Here are ways to keep your tortoise’s claws short to prevent the need for clipping:
Living in a cramped space limits your tortoise’s movement, which in turn reduces its opportunities to wear down its nails naturally.
To mitigate this problem, you should house your tortoise in a spacious enclosure with room for movement. Doing so motivates your tortoise to indulge its instincts for roaming and playing, thus helping it wear down its claws.
As mentioned, digging is an important activity for tortoises since it keeps their nails short.
It’s easier for wild tortoises to wear down their nails in this way. After all, their habitats are covered in abrasive soil and rocks, which create friction.
To keep your tortoise’s nails short, replicate their natural environment by providing an appropriate substrate. A mixture of sand and loam soil is ideal for your tortoise enclosure since tortoises can dig it far more easily. Ensure the substrate bed is deep enough (at least 2 -3 inches) to allow digging.
Adding accessories, such as rocks and logs, to your tortoise’s enclosure can keep its claws from growing too long. As your tortoise climbs over these obstacles, the friction will naturally file its nails.

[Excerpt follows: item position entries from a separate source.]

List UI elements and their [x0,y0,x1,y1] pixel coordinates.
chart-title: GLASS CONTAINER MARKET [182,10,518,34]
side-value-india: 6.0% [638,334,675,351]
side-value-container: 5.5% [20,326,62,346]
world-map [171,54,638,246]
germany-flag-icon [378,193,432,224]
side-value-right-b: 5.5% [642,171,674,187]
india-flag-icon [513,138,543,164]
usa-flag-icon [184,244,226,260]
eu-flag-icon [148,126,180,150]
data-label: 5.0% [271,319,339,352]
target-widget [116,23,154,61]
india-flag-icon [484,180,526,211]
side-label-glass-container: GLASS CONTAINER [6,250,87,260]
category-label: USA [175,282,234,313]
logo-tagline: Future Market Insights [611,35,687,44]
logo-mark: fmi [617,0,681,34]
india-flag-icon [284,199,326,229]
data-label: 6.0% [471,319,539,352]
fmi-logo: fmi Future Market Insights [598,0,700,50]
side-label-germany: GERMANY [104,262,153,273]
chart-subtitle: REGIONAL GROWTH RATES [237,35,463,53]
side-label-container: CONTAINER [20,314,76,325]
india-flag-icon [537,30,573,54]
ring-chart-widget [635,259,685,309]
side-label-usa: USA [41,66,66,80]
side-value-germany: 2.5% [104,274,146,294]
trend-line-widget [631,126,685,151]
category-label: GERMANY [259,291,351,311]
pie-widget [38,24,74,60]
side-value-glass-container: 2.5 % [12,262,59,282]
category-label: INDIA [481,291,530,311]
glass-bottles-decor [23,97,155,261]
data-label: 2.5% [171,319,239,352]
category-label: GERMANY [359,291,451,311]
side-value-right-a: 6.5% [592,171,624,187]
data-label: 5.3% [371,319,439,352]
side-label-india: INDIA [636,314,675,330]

Your tortoise won’t experience any pain if you clip its nails, provided you don’t cut the quick. According to Contributions to Zoology, tortoise nails are made from a hard keratin layer.
Aside from the quick, which contains blood vessels and nerves, tortoises’ nails are formed by dead cells. Consequently, clipping them correctly won’t cause a tortoise any pain.
Tortoise nails need to be clipped regularly if they aren’t provided with the right toys and substrate. Doing so won’t be painful and can be done as needed. As long as you’re careful, it’s easy to do this at home.